The mean (CV%) Cmax and AUC of methylene blue 2,917 ng/mL (39%) and 13977 ng.hr/mL (21%) following a 2 mg/kg dose administered as a 5-minute intravenous infusion.
Distribution
The mean± standard deviation steady state volume of distribution of a 2 mg/kg dose of methylene blue injection was 255 L ± 58. The mean plasma protein binding of methylene blue is approximately 94% in vitro. Methylene blue exhibits concentration-dependent partitioning into blood cells in vitro. The blood-to-plasma ratio was 5.1±2.8 at 5 minutes from the start of a 2 mg/kg dose administered as a 5-minute intravenous infusion and reached a plateau of 0.6 at 4 hours in a clinical study. Methylene Blue is a substrate for the P- glycoprotein (P-gp, ABCB1) transporter, but not for BCRP or OCT2 in vitro.
Elimination
Methylene blue has a half-life of approximately 24 hours in humans.
Metabolism
Methylene blue is metabolized by CYPs 1A2, 2C19 and 2D6 in vitro; however, the predominant in vitro pathway appears to be UGT-mediated conjugation by multiple UGT enzymes, including UGT1A4 and UGT1A9.
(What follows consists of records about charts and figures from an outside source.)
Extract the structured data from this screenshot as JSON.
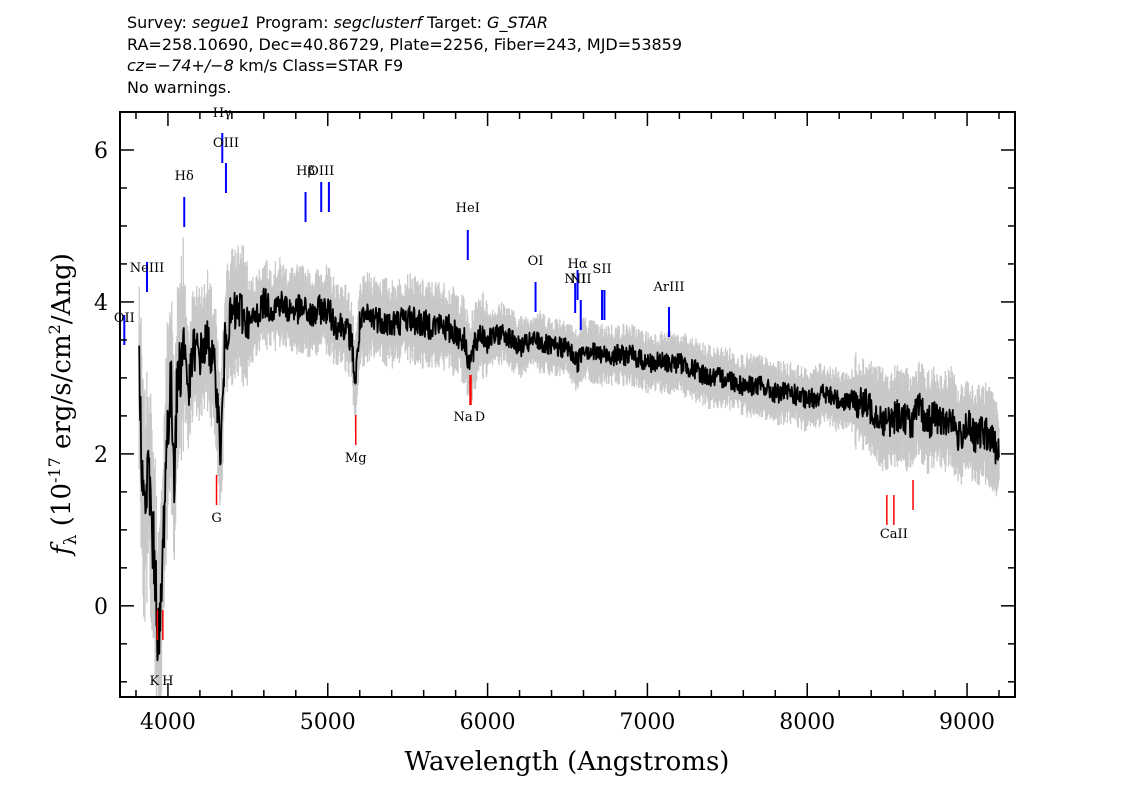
{
  "header": {
    "line1": {
      "survey_label": "Survey:",
      "survey": "segue1",
      "program_label": "Program:",
      "program": "segclusterf",
      "target_label": "Target:",
      "target": "G_STAR"
    },
    "line2": "RA=258.10690, Dec=40.86729, Plate=2256, Fiber=243, MJD=53859",
    "line3": {
      "cz": "cz=−74+/−8",
      "rest": "km/s Class=STAR F9"
    },
    "line4": "No warnings."
  },
  "colors": {
    "flux": "#000000",
    "error_band": "#c8c8c8",
    "emission_line": "#0000ff",
    "absorption_line": "#ff0000"
  },
  "chart_data": {
    "type": "line",
    "xlabel": "Wavelength (Angstroms)",
    "ylabel": "f_λ (10^-17 erg/s/cm^2/Ang)",
    "xlim": [
      3700,
      9300
    ],
    "ylim": [
      -1.2,
      6.5
    ],
    "xticks": [
      4000,
      5000,
      6000,
      7000,
      8000,
      9000
    ],
    "yticks": [
      0,
      2,
      4,
      6
    ],
    "grid": false,
    "series": [
      {
        "role": "flux",
        "x": [
          3820,
          3850,
          3880,
          3900,
          3920,
          3935,
          3950,
          3965,
          3980,
          4000,
          4020,
          4040,
          4060,
          4080,
          4100,
          4130,
          4160,
          4200,
          4250,
          4300,
          4330,
          4360,
          4400,
          4450,
          4500,
          4550,
          4600,
          4650,
          4700,
          4750,
          4800,
          4850,
          4900,
          4950,
          5000,
          5050,
          5100,
          5150,
          5172,
          5200,
          5250,
          5300,
          5400,
          5500,
          5600,
          5700,
          5800,
          5850,
          5890,
          5950,
          6000,
          6100,
          6200,
          6300,
          6400,
          6500,
          6563,
          6600,
          6700,
          6800,
          6900,
          7000,
          7100,
          7200,
          7300,
          7400,
          7500,
          7600,
          7700,
          7800,
          7900,
          8000,
          8100,
          8200,
          8300,
          8400,
          8450,
          8500,
          8550,
          8600,
          8650,
          8700,
          8750,
          8800,
          8850,
          8900,
          8950,
          9000,
          9050,
          9100,
          9150,
          9200
        ],
        "y": [
          3.0,
          1.2,
          1.8,
          1.0,
          0.5,
          -0.3,
          -0.4,
          0.5,
          1.5,
          2.5,
          2.8,
          1.8,
          3.0,
          3.2,
          3.5,
          2.8,
          3.4,
          3.3,
          3.5,
          3.0,
          2.0,
          3.6,
          3.8,
          3.9,
          3.7,
          3.8,
          4.0,
          3.9,
          4.0,
          3.9,
          3.9,
          3.9,
          3.8,
          3.9,
          3.9,
          3.7,
          3.7,
          3.5,
          2.9,
          3.7,
          3.8,
          3.8,
          3.7,
          3.8,
          3.7,
          3.7,
          3.6,
          3.5,
          3.2,
          3.6,
          3.5,
          3.6,
          3.4,
          3.5,
          3.4,
          3.4,
          3.2,
          3.4,
          3.3,
          3.3,
          3.3,
          3.2,
          3.2,
          3.2,
          3.1,
          3.0,
          3.0,
          2.9,
          2.9,
          2.8,
          2.8,
          2.7,
          2.8,
          2.7,
          2.7,
          2.6,
          2.5,
          2.4,
          2.5,
          2.5,
          2.4,
          2.6,
          2.4,
          2.5,
          2.4,
          2.5,
          2.2,
          2.4,
          2.2,
          2.3,
          2.2,
          2.0
        ]
      }
    ],
    "emission_lines": [
      {
        "label": "OII",
        "wavelength": 3727
      },
      {
        "label": "NeIII",
        "wavelength": 3869
      },
      {
        "label": "Hδ",
        "wavelength": 4102
      },
      {
        "label": "Hγ",
        "wavelength": 4340
      },
      {
        "label": "OIII",
        "wavelength": 4363
      },
      {
        "label": "Hβ",
        "wavelength": 4861
      },
      {
        "label": "OIII",
        "wavelength": 4959
      },
      {
        "label": "OIII",
        "wavelength": 5007
      },
      {
        "label": "HeI",
        "wavelength": 5876
      },
      {
        "label": "OI",
        "wavelength": 6300
      },
      {
        "label": "NII",
        "wavelength": 6548
      },
      {
        "label": "Hα",
        "wavelength": 6563
      },
      {
        "label": "NII",
        "wavelength": 6583
      },
      {
        "label": "SII",
        "wavelength": 6716
      },
      {
        "label": "SII",
        "wavelength": 6731
      },
      {
        "label": "ArIII",
        "wavelength": 7135
      }
    ],
    "absorption_lines": [
      {
        "label": "K",
        "wavelength": 3934
      },
      {
        "label": "H",
        "wavelength": 3968
      },
      {
        "label": "G",
        "wavelength": 4304
      },
      {
        "label": "Mg",
        "wavelength": 5175
      },
      {
        "label": "Na",
        "wavelength": 5890
      },
      {
        "label": "D",
        "wavelength": 5896
      },
      {
        "label": "CaII",
        "wavelength": 8498
      },
      {
        "label": "CaII",
        "wavelength": 8542
      },
      {
        "label": "CaII",
        "wavelength": 8662
      }
    ]
  }
}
Azure B, which is a minor impurity in methylene blue, is also formed in humans as a metabolite of methylene blue, with an overall drug/metabolite AUC ratio of greater than 6:1. Azure B has 8-fold lower potency than methylene blue.
Excretion
Approximately 40% of methylene blue is excreted into the urine unchanged.
Specific Populations
Renal Impairment
After a single 1 mg/kg dose of methylene blue injection, AUC0-96h increased by 52%, 116%, and 192% in subjects with mild (estimated glomerular filtration rate (eGFR) 60–89 mL/min/1.73 m2), moderate (eGFR 30-59 mL/min/1.73m2), and severe (eGFR 15-29 mL/min/1.732m2) renal impairment, respectively. Cmax increased by 42%, 34%, and 15% in subjects with mild, moderate, and severe renal impairment respectively [see Dosage and Administration (2.2) and Use in Specific Populations (8.6)]. The half-life was unchanged in patients with mild to moderate renal impairment.
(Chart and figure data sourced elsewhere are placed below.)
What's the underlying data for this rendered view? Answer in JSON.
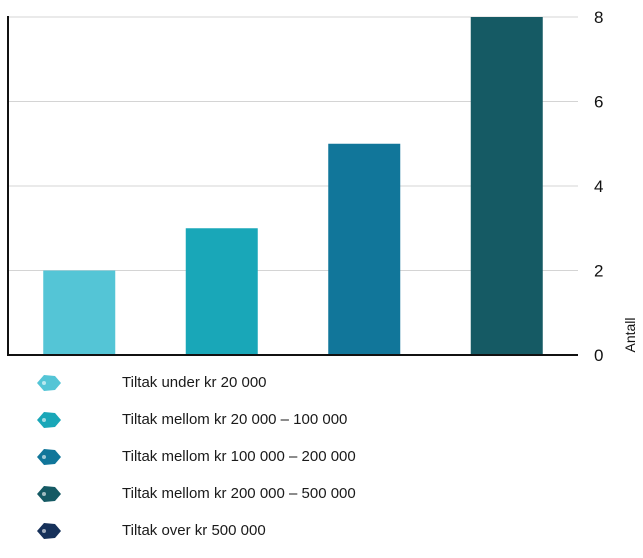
{
  "chart_data": {
    "type": "bar",
    "categories": [
      "Tiltak under kr 20 000",
      "Tiltak mellom kr 20 000 – 100 000",
      "Tiltak mellom kr 100 000 – 200 000",
      "Tiltak mellom kr 200 000 – 500 000"
    ],
    "values": [
      2,
      3,
      5,
      8
    ],
    "colors": [
      "#54c5d6",
      "#19a7b8",
      "#11769a",
      "#155a64"
    ],
    "ylabel": "Antall",
    "ylim": [
      0,
      8
    ],
    "yticks": [
      "0",
      "2",
      "4",
      "6",
      "8"
    ],
    "grid": true
  },
  "legend": [
    {
      "label": "Tiltak under kr 20 000",
      "color": "#54c5d6",
      "icon": "money-tag-icon"
    },
    {
      "label": "Tiltak mellom kr 20 000 – 100 000",
      "color": "#19a7b8",
      "icon": "money-tag-icon"
    },
    {
      "label": "Tiltak mellom kr 100 000 – 200 000",
      "color": "#11769a",
      "icon": "money-tag-icon"
    },
    {
      "label": "Tiltak mellom kr 200 000 – 500 000",
      "color": "#155a64",
      "icon": "money-tag-icon"
    },
    {
      "label": "Tiltak over kr 500 000",
      "color": "#16315a",
      "icon": "money-tag-icon"
    }
  ]
}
The AUC0-96h of Azure B after a single 1 mg/kg dose increased by 29%, 94%, and 339% in subjects with mild (estimated glomerular filtration rate (eGFR) 60–89 mL/min/1.73 m2), moderate (eGFR 30-59 mL/min/1.73m2), and severe (eGFR 15-29 mL/min/1.732m2) renal impairment, respectively. Cmax increased by 23%, 13%, and 65% in subjects with mild, moderate, and severe renal impairment, respectively [see Dosage and Administration (2.2) and Use in Specific Populations (8.6)]
Drug Interactions Studies
Clinical Studies:
The coadministration of 2 mg/kg dose of methylene blue injection with midazolam (a CYP3A4 substrate), caffeine (a CYP1A2 substrate), warfarin (a CYP2C9 substrate), and dextromethorphan (a CYP2D6 substrate) in a cocktail study did not affect the exposure of these substrates compared to their exposure without methylene blue injection administration.
In Vitro Studies:
Cytochrome P450 (CYP450) Enzymes:
Methylene blue inhibits CYP isozymes 1A2, 2B6, 2C8, 2C9, 2C19, 2D6 and 3A4/5. Possible time-dependent inhibition of CYP2C9, CYP2D6 and CYP3A4/5 (testosterone as substrate) was also observed. Methylene blue induces CYP1A2 but does not induce CYP2B6 or CYP3A4.
UDP-Glucuronosyltransferase (UGT):
Methylene blue inhibits UGT1A9 and UGT1A4, but did not significantly inhibit UGTs 1A1, 1A3, 1A6, 2B7 or 2B15.
Transporter:
Methylene blue is both a substrate for and an inhibitor of P-gp but is not a substrate for BCRP or OCT2 in vitro. Methylene blue is not a significant inhibitor of BCRP, OAT1, OAT3, OAT1B1 or OAT1B3. Methylene blue inhibits OCT2, MATE1 and MATE2-K.